То, что всякий зачарованный видит, он, собственно говоря, не видит, ибо это трогает его в непосредственной близи, захватывает его и овладевает им, хотя и оставляет его, безусловно, на расстоянии. В своей основе зачарованность связана с безучастным, безличным присутствием неопределенного Нечто, Кого-то, необъятного и безликого. Она сама есть безличное и безучастное отношение, связь, каковую удерживает взгляд с непроглядной глубью без очертаний, отсутствие, которое видят лишь потому, что оно ослепляет.
• Писать - это настраивать язык на эту зачарованность и через нее, в ней пребывать в соприкосновении с безусловной средою, там, где вещь вновь становится образом, где образ из намека на некий облик становится намеком на то, что обличья не имеет, и из очертанья, начертанного на отсутствии, превращается в безвидное присутствие этого отсутствия, смутную и пустую открытость тому, что есть, когда мира больше нет, когда мира еще нет.
Отчего это так? Отчего писательство имеет нечто общее с этим сущностным одиночеством, одиночеством, суть которого в том, что в нем проявляется утаивание?
Мы не стремимся здесь прямо отвечать на этот вопрос. Мы спросим только: если, подобно тому, как статуя восславляет мрамор, всякое художество желает увлекать к свету стихийную глубину, которую мир, для того чтобы утвердиться, отрицает и отталкивает, то это не оттого ли, что по отношению к обыденному языку язык в стихотворении, в литературе, оказывается тем, чем по отношению к вещи выступает образ? Мы охотно допускаем, что поэзия - это некий язык, который более остальных воздает должное образам.
Вероятно, что именно здесь намек на превращение гораздо более существенное, ведь стихи являются стихами не потому, что они будто бы включают в себя определенное количество образных выражений, метафор, сравнений. Напротив, у стихов есть такая особенность, что в них ничто образом не является.

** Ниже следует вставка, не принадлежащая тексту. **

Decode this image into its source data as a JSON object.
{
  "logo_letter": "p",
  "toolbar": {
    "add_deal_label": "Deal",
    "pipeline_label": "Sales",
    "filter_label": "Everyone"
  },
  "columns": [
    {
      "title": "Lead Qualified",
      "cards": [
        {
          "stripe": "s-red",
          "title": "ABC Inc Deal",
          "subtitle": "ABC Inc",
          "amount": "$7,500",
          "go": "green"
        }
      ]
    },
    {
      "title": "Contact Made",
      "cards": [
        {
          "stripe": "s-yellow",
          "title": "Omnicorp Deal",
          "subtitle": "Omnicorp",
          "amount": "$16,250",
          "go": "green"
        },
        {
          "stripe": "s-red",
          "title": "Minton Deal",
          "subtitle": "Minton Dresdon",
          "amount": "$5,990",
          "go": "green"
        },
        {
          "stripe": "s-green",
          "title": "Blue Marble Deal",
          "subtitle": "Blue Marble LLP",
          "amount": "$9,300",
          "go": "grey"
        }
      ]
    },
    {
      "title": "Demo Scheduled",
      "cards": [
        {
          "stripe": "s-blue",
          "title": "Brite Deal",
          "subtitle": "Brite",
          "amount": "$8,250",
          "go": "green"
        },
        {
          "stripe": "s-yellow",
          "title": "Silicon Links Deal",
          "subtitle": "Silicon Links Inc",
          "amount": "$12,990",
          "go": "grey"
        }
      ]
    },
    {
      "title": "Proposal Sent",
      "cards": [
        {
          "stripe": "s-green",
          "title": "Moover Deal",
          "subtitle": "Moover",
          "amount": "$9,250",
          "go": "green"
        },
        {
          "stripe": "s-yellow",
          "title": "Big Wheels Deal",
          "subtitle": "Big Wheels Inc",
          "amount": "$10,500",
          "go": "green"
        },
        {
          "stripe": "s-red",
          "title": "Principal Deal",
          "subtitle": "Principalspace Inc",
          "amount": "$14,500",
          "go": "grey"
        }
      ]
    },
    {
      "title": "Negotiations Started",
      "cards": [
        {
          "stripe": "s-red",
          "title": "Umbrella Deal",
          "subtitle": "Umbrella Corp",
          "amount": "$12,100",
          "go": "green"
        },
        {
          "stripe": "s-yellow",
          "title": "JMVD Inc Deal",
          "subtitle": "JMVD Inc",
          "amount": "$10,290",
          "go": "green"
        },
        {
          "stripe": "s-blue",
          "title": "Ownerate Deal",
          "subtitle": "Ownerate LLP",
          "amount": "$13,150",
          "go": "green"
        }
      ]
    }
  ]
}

Стало быть, выразить то, к чему мы стремимся, нужно как-то иначе: не становится ли в литературе сам язык всецело образом, не языком, который бы содержал различные образы или перелагал бы в образные выражения действительность, но языком, который являлся бы своим собственным образом, образом языка (а не образным языком) или, более того, языком воображаемым, таким, на котором никто не говорит, то есть тем, который сказывается, исходя из собственного отсутствия, подобно тому, как образ появляется при отсутствии вещи; языком, который обращается к тени событий, а не к их действительности, и из-за чего слова, их выражающие, являются не знаками, но образами, образами слов и словами, в коих вещи превращаются в образы?
• Любить всегда означает любить кого-то, иметь кого-то перед собой, смотреть лишь на любимого, а за него не заглядывать, разве что случайно, в бесцельном наплыве страсти, так что любовь как правило заставляет нас скорее отвернуться, нежели повернуться к чему-то. Даже любовь ребенка, хотя он гораздо ближе к опасности жить в чистом и непосредственном смысле.
...малого ребенка
мы уклоним с пути и детский взор
насильно обратим назад, подале
от той открытости, что нам видна
в очах звериных...
Но и животное, чье «бытие неизмеримо, непостижно и чистый взор в себя не обращен»,46 которое «видит все и себя вечно здравствующим во всем», там, где мы видим грядущее, иногда и оно тоже ощущает «груз и тревогу великой печали», страх от разлученносги с начальным блаженством и с потаенной глубиной своего существа.
Можно сказать, что Открытость абсолютно неуловима, и нам не дано увидеть ее никогда, даже мельком ни в одном взгляде и ни в одном лице, ибо всякий намек на отражение уже свидетельствует об образной реальности. «Всегдамир, а не безымянноеНигде». Неуловимость - ее главная черта: подойти к Открытости, как к чему-то несомненному означало бы, со всей несомненностью, упустить Открытость.
Поражает в данном случае то, насколько Рильке склонен полагаться на эту неуловимость, ограждать ее от всяких сомнений, утверждать скорее с надеждой, нежели со страхом, не теряя в нее веры, и несмотря на все осознание того, насколько трудна его задача, с радостью вновь и вновь возвещать о ней. Как если бы он верил, что в нас, в нашей «отвращенности», остается надежда на сущностную обратимость, на возможность повернуться опять в нужную сторону.
………………….
ххх
• Письмо начинается со взглядом Орфея, и взгляд этот есть порыв желания, обрывающий предназначение и заботу песни, в этом вдохновенном и беззаботном решении он достигает истока, освящает песню. Однако чтобы сойти к этому мгновению, Орфей уже нуждается во власти искусства. Что означает: пишешь, лишь достигнув того мгновения, направляться к которому можно только во вскрытом движением письма пространстве. Чтобы писать, уже нужно писать. В этом противоречии кроются и сущность письма, и тяготы опыта, и прыжок вдохновения.